As we are in the era of Big Data, companies are now focusing on decision-making based on the hidden patterns buried deep within data dug up through data analysis and visualization. More importantly, machine learning and data analysis comes complementary with many consumer and enterprise products.
Data scientists and data engineers use these features in their day-to-day work and must handle immense amounts of data that are unable to fit in a single computer's memory. Even when able to fit, running scripts often takes prolonged periods of time. Due to this, most of the data is stored in databases which are able to handle huge amounts of data. From a programmer's perspective, it is important to have an easy and simple to use interface that the programmer can use to interact with the database and extract data as needed.
We want to show how simple DB2 is to use as a data source for machine learning projects. More importantly, how data scientists and data engineers can communicate with DB2 and extract data with a straightforward interface. In order to accomplish this, we created code samples that use DB2 with a popular machine learning library. This allows our target audience to have a place to learn how to use Db2 in their projects.
About The Code Samples
The three machine learning libraries that we paired DB2 with are:
Scikit-Learn - A machine learning library that has simple and efficient tools for data mining and data analysis.
Tensorflow - Google’s open source library to help you develop and train ML models.
H2o - H2o.ai’s open source machine learning and artificial intelligence platform.
All of the samples are done in Python and Jupyter Notebook. Using DB2 as a data source, connecting and extracting the data into a Pandas’s Dataframe for each of these machine learning libraries are exactly the same. This allows programmers to seamlessly switch between libraries if they choose to, creating a sense of consistency.

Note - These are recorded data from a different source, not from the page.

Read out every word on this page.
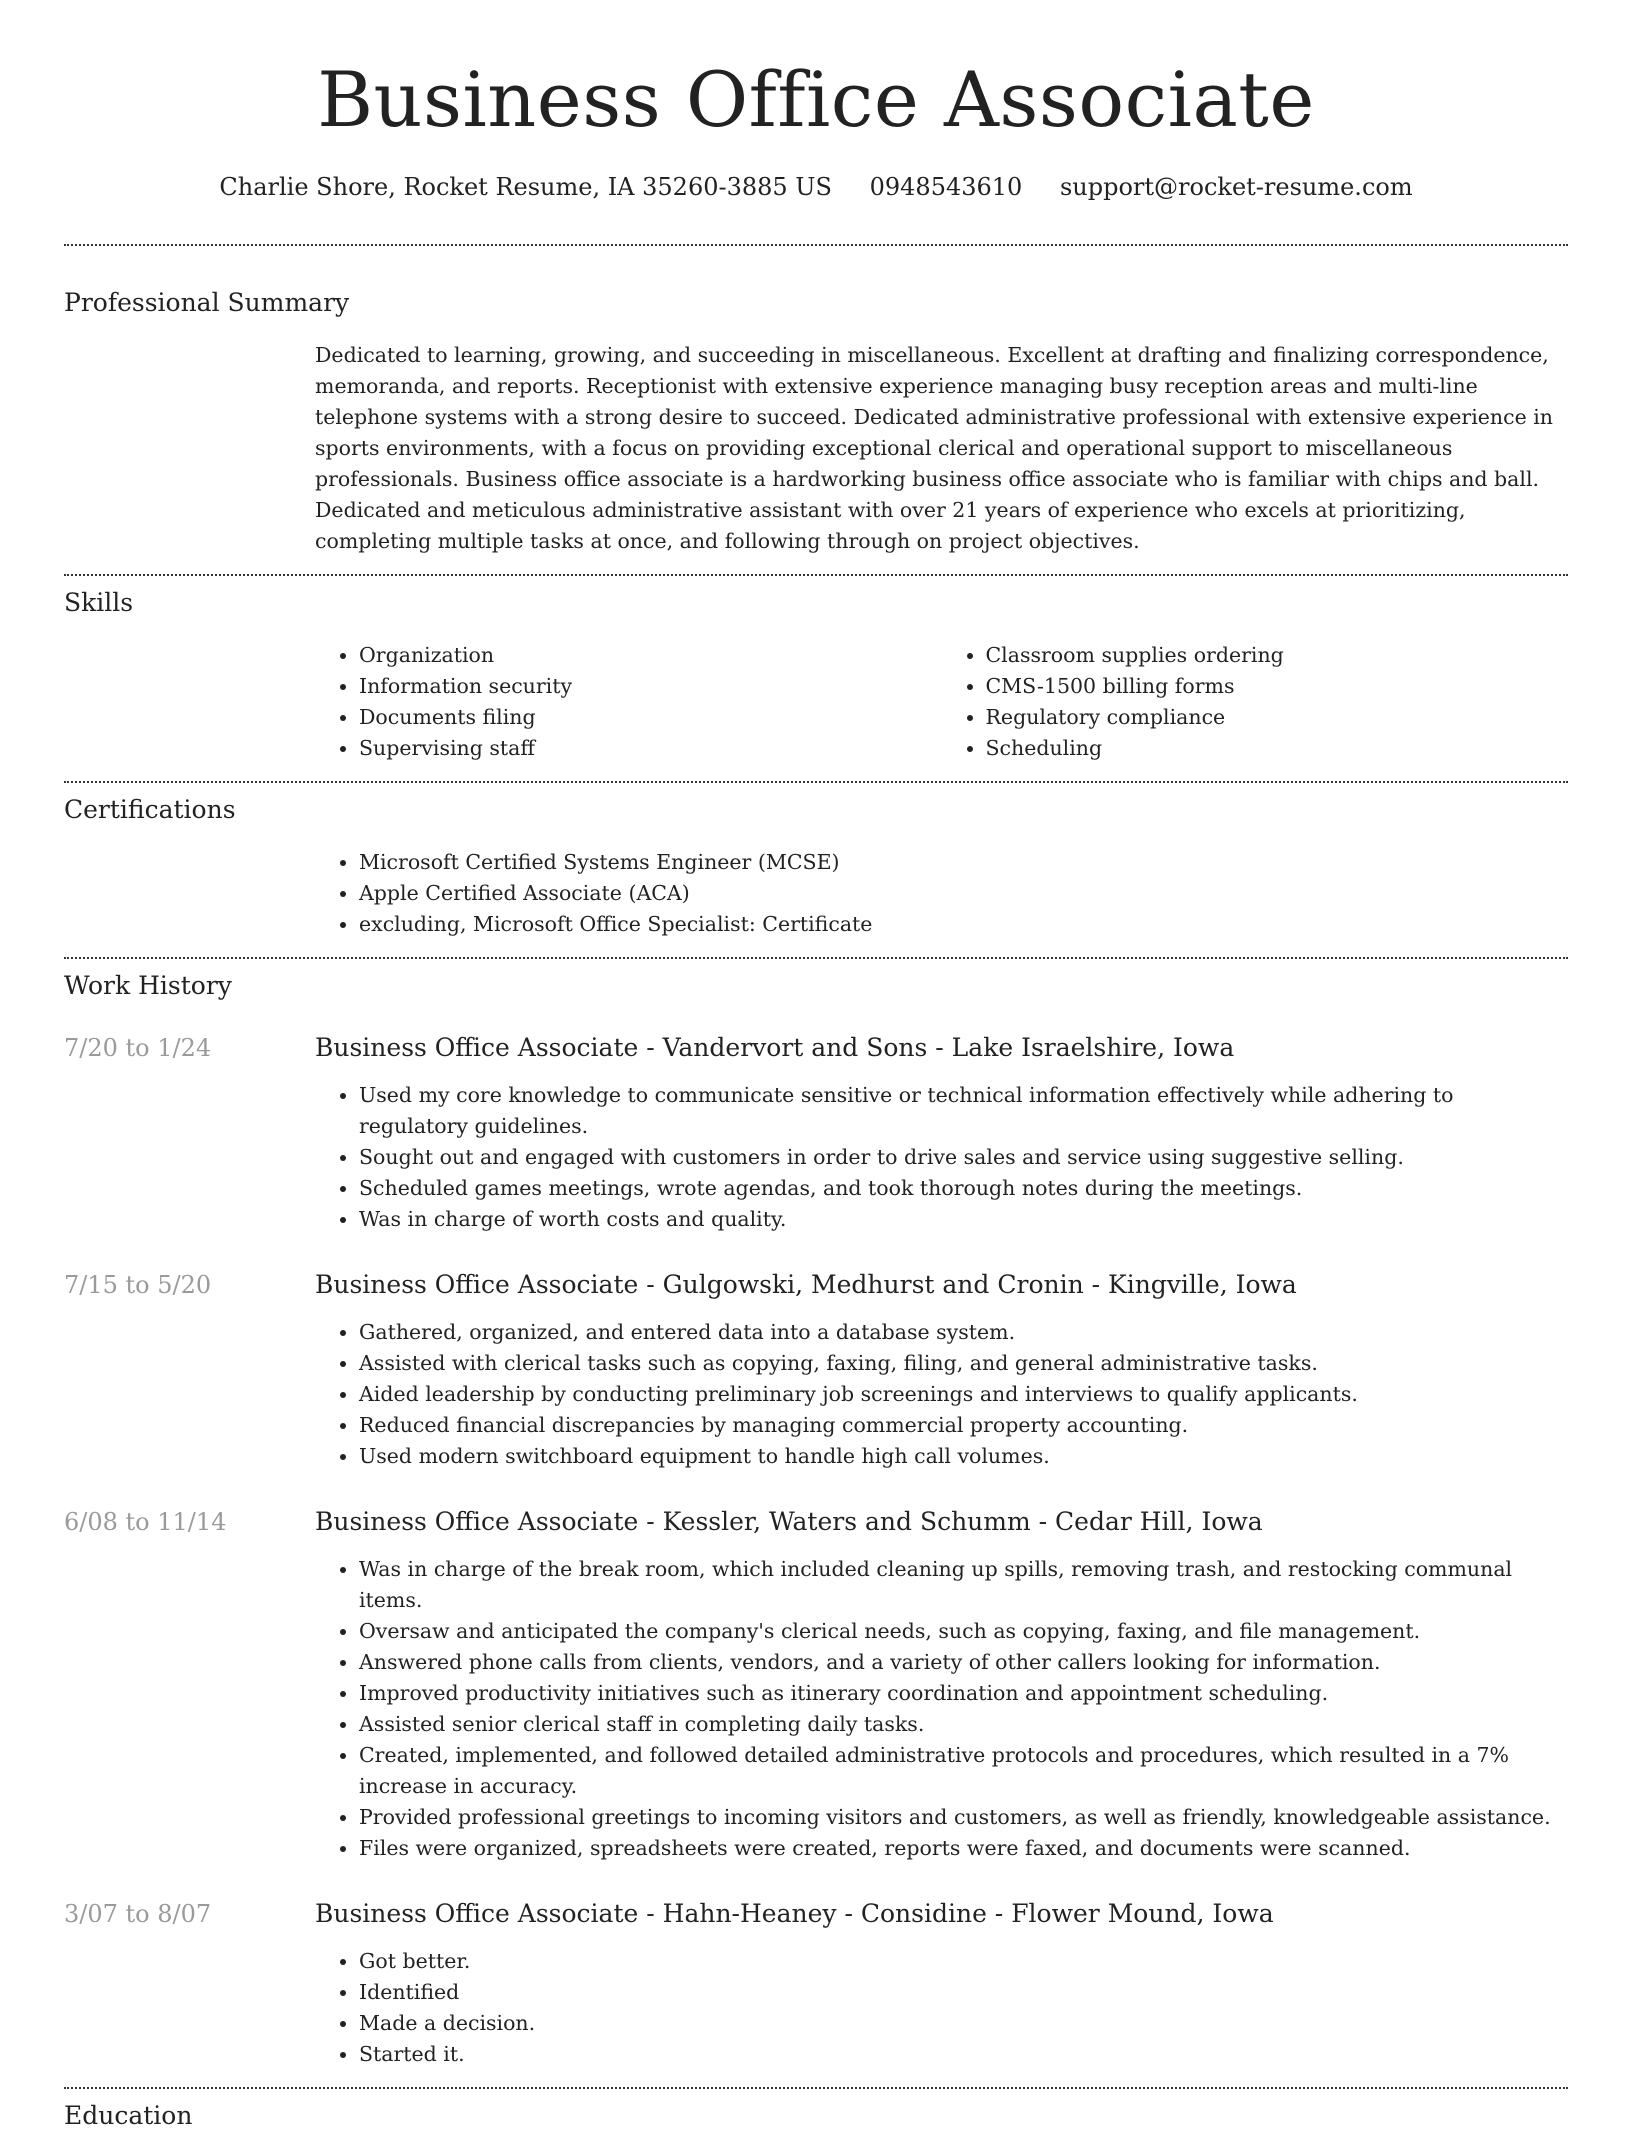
Business Office Associate
Charlie Shore, Rocket Resume, IA 35260-3885 US 0948543610 support@rocket-resume.com
Professional Summary

Dedicated to learning, growing, and succeeding in miscellaneous. Excellent at drafting and finalizing correspondence, memoranda, and reports. Receptionist with extensive experience managing busy reception areas and multi-line telephone systems with a strong desire to succeed. Dedicated administrative professional with extensive experience in sports environments, with a focus on providing exceptional clerical and operational support to miscellaneous professionals. Business office associate is a hardworking business office associate who is familiar with chips and ball. Dedicated and meticulous administrative assistant with over 21 years of experience who excels at prioritizing, completing multiple tasks at once, and following through on project objectives.

Skills
• Organization
• Information security
• Documents filing
• Supervising staff
• Classroom supplies ordering
• CMS-1500 billing forms
• Regulatory compliance
• Scheduling
Certifications
• Microsoft Certified Systems Engineer (MCSE)
• Apple Certified Associate (ACA)
• excluding, Microsoft Office Specialist: Certificate
Work History
7/20 to 1/24	Business Office Associate - Vandervort and Sons - Lake Israelshire, Iowa
• Used my core knowledge to communicate sensitive or technical information effectively while adhering to regulatory guidelines.
• Sought out and engaged with customers in order to drive sales and service using suggestive selling.
• Scheduled games meetings, wrote agendas, and took thorough notes during the meetings.
• Was in charge of worth costs and quality.
7/15 to 5/20	Business Office Associate - Gulgowski, Medhurst and Cronin - Kingville, Iowa
• Gathered, organized, and entered data into a database system.
• Assisted with clerical tasks such as copying, faxing, filing, and general administrative tasks.
• Aided leadership by conducting preliminary job screenings and interviews to qualify applicants.
• Reduced financial discrepancies by managing commercial property accounting.
• Used modern switchboard equipment to handle high call volumes.
6/08 to 11/14	Business Office Associate - Kessler, Waters and Schumm - Cedar Hill, Iowa
• Was in charge of the break room, which included cleaning up spills, removing trash, and restocking communal items.
• Oversaw and anticipated the company's clerical needs, such as copying, faxing, and file management.
• Answered phone calls from clients, vendors, and a variety of other callers looking for information.
• Improved productivity initiatives such as itinerary coordination and appointment scheduling.
• Assisted senior clerical staff in completing daily tasks.
• Created, implemented, and followed detailed administrative protocols and procedures, which resulted in a 7% increase in accuracy.
• Provided professional greetings to incoming visitors and customers, as well as friendly, knowledgeable assistance.
• Files were organized, spreadsheets were created, reports were faxed, and documents were scanned.
3/07 to 8/07	Business Office Associate - Hahn-Heaney - Considine - Flower Mound, Iowa
• Got better.
• Identified
• Made a decision.
• Started it.
Education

You simply have to import IBM’s “ibm_db” and “ibm_dbi” libraries and enter in your service credentials for your specific Db2 instance. Once that is done, you must extract the specific table where your data is located via SQL statements. With just a couple of lines, your data is ready to be used!

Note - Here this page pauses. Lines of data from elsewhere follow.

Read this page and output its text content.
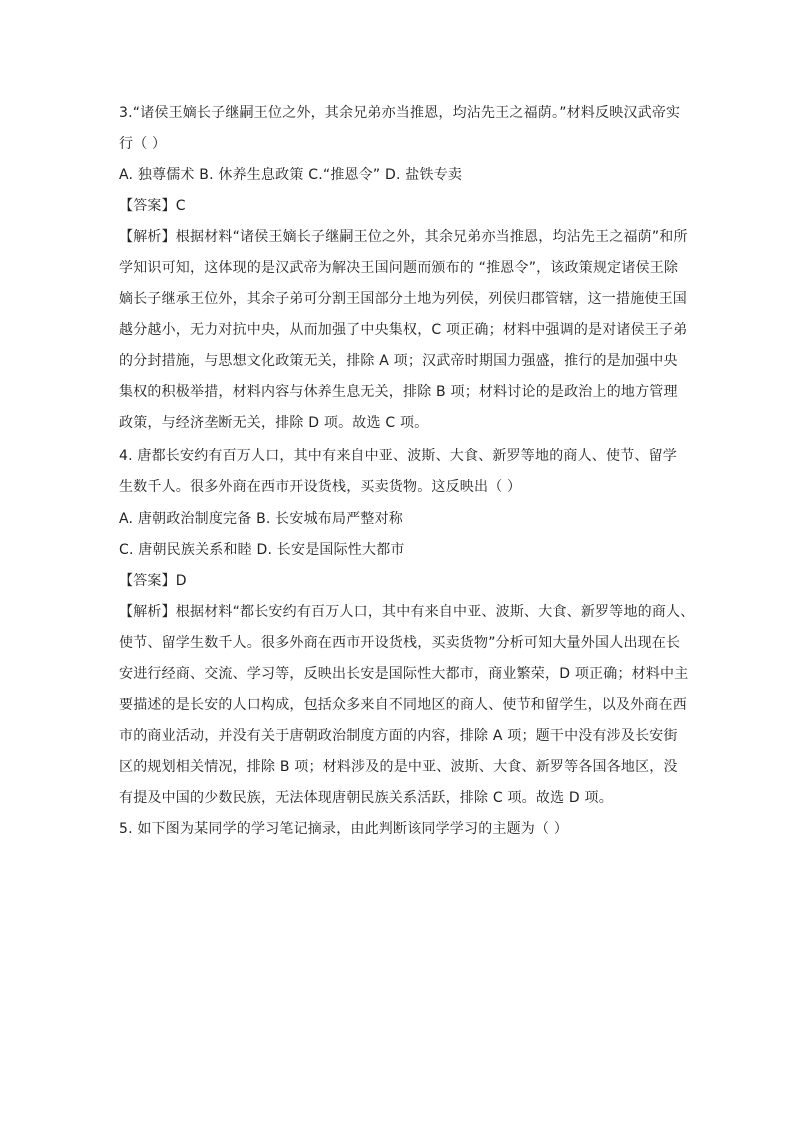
3.“诸侯王嫡长子继嗣王位之外，其余兄弟亦当推恩，均沾先王之福荫。”材料反映汉武帝实
行（ ）
A. 独尊儒术 B. 休养生息政策 C.“推恩令” D. 盐铁专卖
【答案】C
【解析】根据材料“诸侯王嫡长子继嗣王位之外，其余兄弟亦当推恩，均沾先王之福荫”和所
学知识可知，这体现的是汉武帝为解决王国问题而颁布的 “推恩令”，该政策规定诸侯王除
嫡长子继承王位外，其余子弟可分割王国部分土地为列侯，列侯归郡管辖，这一措施使王国
越分越小，无力对抗中央，从而加强了中央集权，C 项正确；材料中强调的是对诸侯王子弟
的分封措施，与思想文化政策无关，排除 A 项；汉武帝时期国力强盛，推行的是加强中央
集权的积极举措，材料内容与休养生息无关，排除 B 项；材料讨论的是政治上的地方管理
政策，与经济垄断无关，排除 D 项。故选 C 项。
4. 唐都长安约有百万人口，其中有来自中亚、波斯、大食、新罗等地的商人、使节、留学
生数千人。很多外商在西市开设货栈，买卖货物。这反映出（ ）
A. 唐朝政治制度完备 B. 长安城布局严整对称
C. 唐朝民族关系和睦 D. 长安是国际性大都市
【答案】D
【解析】根据材料“都长安约有百万人口，其中有来自中亚、波斯、大食、新罗等地的商人、
使节、留学生数千人。很多外商在西市开设货栈，买卖货物”分析可知大量外国人出现在长
安进行经商、交流、学习等，反映出长安是国际性大都市，商业繁荣，D 项正确；材料中主
要描述的是长安的人口构成，包括众多来自不同地区的商人、使节和留学生，以及外商在西
市的商业活动，并没有关于唐朝政治制度方面的内容，排除 A 项；题干中没有涉及长安街
区的规划相关情况，排除 B 项；材料涉及的是中亚、波斯、大食、新罗等各国各地区，没
有提及中国的少数民族，无法体现唐朝民族关系活跃，排除 C 项。故选 D 项。
5. 如下图为某同学的学习笔记摘录，由此判断该同学学习的主题为（ ）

Pre-requisites and Special Notes
The code samples that have been published on Github, have been tested only with Db2 on Cloud instances. We are running Python 3.7 and using Jupyter Notebooks 6.0.0 and are using the latest versions of the three machine learning libraries when this blog was published.
When trying to connect to your DB2 instance, ensure that you are importing both “ibm_db” and “ibm_dbi.” The library “ibm_db” is a lower level library that directly communicates with the database, while “ibm_dbi” is an easy interface that communicates with the user and ibm_db to get the data you want.
When you run !pip install ibm_db, it will install ibm_db and ibm_dbi.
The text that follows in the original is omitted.